Early Signs of Spring in the New River Valley
Bittercress is always the first wildflower by the river bottomland, but the exact species is hard to pin down. Both Pennsylvania bittercress (Cardamine pensylvanica) and hairy bittercress (Cardamine hirsute) are small plants with tiny white flowers that bloom when the greens of wild onions are appearing and just before the purple carpet of ground ivy goes wild. Bittercress appears before a more showy mustard family member blankets the hayfields with gold (land cress, Barbarea verna). Spring peepers herald the earlier, white-blooming arrivals, usually the first March evenings after mild days. In many years of informal record keeping, late February is the earliest the amorous males begin calling, but this year the frog song began the second week of March. This past winter we had record-breaking snow and ice cover, for two months even in the lower elevations.

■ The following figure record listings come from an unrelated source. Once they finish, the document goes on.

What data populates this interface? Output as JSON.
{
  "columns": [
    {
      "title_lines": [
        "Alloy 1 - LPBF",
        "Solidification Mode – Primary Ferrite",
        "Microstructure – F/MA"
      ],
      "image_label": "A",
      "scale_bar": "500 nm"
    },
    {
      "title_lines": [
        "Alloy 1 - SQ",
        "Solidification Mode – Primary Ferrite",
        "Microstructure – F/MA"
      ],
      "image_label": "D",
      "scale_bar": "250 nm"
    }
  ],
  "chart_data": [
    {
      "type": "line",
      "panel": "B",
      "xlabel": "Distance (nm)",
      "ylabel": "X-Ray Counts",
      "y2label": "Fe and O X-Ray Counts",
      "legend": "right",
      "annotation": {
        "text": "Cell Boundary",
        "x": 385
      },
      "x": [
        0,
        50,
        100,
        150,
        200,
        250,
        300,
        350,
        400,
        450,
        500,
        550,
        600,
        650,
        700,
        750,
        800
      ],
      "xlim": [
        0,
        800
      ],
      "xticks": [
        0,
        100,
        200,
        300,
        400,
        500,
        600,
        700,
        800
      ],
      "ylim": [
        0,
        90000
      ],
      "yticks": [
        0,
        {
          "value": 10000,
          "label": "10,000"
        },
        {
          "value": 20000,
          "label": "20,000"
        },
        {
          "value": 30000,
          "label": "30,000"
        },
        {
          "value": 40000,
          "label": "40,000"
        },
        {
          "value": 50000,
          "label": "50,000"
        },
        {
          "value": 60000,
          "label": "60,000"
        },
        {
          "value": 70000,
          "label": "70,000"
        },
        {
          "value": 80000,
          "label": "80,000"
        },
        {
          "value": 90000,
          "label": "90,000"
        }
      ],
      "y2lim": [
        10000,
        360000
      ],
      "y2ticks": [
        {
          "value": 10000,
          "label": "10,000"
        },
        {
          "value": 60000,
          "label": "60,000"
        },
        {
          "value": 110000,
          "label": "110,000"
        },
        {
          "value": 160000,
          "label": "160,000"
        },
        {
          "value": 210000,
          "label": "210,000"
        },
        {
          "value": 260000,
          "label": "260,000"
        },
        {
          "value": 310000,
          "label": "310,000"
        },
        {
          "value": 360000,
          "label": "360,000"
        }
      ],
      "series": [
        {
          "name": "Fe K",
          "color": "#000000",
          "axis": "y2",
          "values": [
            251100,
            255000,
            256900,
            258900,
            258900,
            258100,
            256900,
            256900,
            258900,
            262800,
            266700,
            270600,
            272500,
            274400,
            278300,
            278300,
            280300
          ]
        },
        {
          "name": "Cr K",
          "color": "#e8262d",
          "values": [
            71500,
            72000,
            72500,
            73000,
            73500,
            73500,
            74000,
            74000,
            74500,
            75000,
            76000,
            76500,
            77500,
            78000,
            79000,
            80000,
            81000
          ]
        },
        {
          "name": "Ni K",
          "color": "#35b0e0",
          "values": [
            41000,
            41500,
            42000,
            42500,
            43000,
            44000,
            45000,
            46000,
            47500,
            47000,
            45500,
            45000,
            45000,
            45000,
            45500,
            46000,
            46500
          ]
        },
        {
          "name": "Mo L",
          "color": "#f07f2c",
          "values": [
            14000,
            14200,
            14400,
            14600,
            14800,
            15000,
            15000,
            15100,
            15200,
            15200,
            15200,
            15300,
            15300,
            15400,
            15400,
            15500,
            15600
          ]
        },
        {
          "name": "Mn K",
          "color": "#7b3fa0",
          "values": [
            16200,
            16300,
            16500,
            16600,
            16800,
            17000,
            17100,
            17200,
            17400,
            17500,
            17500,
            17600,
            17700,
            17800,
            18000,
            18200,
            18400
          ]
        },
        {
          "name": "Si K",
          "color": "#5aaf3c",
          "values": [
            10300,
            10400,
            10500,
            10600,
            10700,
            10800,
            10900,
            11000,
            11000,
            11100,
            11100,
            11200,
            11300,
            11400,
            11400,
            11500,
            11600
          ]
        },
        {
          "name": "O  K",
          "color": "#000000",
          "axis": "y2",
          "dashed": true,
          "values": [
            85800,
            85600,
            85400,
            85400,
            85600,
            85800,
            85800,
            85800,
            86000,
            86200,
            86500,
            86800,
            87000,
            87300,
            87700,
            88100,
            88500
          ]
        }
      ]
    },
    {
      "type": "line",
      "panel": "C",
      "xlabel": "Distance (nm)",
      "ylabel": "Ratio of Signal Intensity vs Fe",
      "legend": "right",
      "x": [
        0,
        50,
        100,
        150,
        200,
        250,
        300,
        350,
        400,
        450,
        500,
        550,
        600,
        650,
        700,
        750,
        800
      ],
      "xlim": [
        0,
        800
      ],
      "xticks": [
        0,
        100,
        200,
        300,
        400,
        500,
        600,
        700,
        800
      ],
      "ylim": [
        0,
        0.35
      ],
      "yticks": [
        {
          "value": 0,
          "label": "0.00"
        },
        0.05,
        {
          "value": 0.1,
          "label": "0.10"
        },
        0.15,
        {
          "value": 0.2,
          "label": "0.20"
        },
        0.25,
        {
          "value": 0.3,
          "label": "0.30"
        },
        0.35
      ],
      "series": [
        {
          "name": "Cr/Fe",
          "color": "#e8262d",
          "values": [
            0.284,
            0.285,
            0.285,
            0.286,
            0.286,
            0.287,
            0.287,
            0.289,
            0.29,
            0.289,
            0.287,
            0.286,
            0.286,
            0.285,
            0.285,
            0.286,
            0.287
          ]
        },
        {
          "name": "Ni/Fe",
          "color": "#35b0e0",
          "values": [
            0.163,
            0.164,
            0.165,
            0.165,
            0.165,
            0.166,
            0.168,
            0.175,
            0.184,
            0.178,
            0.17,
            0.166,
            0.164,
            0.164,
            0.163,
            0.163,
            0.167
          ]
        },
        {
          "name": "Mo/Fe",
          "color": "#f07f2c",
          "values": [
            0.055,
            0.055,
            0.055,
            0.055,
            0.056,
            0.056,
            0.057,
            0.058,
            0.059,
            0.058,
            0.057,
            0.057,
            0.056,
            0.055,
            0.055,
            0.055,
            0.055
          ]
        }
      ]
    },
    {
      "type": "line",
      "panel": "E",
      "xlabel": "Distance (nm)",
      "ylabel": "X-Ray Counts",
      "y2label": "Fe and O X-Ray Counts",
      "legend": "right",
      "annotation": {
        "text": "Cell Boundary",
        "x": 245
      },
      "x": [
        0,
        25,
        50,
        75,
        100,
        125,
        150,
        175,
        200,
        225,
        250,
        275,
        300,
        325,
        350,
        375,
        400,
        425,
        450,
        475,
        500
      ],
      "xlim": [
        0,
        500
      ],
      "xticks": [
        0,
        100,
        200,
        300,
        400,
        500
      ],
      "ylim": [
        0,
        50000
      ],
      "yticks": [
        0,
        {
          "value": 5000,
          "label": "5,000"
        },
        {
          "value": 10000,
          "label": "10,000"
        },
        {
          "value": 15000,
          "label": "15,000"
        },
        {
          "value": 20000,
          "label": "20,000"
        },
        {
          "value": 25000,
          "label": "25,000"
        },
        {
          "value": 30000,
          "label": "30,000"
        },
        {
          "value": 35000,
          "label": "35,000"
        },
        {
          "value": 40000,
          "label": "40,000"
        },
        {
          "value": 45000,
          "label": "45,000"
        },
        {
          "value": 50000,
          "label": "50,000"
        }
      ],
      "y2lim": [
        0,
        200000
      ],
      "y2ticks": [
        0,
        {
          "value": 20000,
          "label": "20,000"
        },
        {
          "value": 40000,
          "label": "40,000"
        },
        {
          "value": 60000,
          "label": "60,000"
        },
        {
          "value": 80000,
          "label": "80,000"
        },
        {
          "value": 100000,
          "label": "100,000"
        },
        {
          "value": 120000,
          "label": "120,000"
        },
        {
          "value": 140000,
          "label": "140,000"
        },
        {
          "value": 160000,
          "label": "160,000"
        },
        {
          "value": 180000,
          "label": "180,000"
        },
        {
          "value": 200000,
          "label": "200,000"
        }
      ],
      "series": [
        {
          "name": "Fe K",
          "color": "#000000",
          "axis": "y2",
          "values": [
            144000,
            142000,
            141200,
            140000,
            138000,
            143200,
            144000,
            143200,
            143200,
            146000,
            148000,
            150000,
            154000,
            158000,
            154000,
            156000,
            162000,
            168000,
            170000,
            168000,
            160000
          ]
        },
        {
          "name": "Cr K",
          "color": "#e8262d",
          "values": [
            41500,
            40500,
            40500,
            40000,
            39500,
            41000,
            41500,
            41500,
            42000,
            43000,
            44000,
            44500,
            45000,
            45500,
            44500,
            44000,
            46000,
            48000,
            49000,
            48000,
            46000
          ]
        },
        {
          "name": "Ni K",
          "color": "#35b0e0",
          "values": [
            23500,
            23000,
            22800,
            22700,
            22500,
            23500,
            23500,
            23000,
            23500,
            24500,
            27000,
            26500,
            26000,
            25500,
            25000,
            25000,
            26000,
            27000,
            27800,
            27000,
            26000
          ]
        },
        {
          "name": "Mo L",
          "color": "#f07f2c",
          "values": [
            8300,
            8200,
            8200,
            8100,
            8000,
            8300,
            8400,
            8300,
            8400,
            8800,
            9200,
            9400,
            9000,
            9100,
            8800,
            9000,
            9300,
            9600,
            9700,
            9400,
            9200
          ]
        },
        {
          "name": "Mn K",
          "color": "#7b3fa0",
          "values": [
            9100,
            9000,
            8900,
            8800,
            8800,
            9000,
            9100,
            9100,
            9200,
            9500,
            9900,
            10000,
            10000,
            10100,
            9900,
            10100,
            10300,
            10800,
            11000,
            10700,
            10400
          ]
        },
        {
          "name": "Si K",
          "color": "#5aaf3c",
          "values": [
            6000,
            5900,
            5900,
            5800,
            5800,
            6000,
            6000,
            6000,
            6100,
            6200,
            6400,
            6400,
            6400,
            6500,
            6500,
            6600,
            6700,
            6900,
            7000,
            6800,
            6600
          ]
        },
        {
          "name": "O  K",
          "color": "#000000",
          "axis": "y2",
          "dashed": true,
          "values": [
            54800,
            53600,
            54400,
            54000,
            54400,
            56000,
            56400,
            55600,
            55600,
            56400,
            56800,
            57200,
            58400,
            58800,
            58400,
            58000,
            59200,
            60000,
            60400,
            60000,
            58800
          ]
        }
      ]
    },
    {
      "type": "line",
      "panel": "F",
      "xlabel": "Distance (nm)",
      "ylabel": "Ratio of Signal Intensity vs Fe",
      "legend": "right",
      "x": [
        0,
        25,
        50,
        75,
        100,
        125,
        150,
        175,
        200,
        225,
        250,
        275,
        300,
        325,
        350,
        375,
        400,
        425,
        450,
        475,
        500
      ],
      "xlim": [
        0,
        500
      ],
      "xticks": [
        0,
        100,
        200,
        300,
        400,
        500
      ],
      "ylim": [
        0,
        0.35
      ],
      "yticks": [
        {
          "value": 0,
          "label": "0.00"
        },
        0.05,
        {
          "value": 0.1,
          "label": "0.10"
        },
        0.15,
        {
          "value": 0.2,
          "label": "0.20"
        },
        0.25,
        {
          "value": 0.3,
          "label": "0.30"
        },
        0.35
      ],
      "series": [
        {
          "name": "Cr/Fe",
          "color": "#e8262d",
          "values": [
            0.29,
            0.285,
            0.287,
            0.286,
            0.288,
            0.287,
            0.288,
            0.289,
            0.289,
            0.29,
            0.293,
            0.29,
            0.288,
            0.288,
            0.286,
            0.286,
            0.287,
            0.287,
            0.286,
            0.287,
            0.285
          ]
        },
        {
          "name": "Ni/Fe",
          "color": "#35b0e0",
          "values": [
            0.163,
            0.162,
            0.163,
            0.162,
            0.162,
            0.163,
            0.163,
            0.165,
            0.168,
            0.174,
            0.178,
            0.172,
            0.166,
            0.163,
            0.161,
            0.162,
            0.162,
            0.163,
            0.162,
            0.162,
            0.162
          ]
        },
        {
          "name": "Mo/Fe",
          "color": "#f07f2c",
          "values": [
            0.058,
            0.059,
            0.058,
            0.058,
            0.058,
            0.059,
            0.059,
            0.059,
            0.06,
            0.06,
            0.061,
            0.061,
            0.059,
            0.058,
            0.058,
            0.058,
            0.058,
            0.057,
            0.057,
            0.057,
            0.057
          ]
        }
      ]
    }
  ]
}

This winter was also unusual with huge ice bergs littering the river side. After a series of river freezes that normally occur when the temperatures dip down into the single digits or lower for a string of days, warm, rainy weather broke up the ice and cast it aside, creating huge ice sculptures on the banks. Most of the ice is gone now in the lower elevations, except for a few north-facing coves. Storm damage was also the worst in many years. Trail crews have been working hard to clear all the blow-downs on the Appalachian Trail, and parts of the Blue Ridge Parkway near Asheville and Mount Mitchell will be closed until May. None of the trees are leafing out yet, but weeping willow will be the first, soon. A friend reported seeing white hepatica on the Virginia Creeper Trail near Abingdon. Daffodils are blooming and any other earlier bulbs that the deer did not eat. They ate all mine.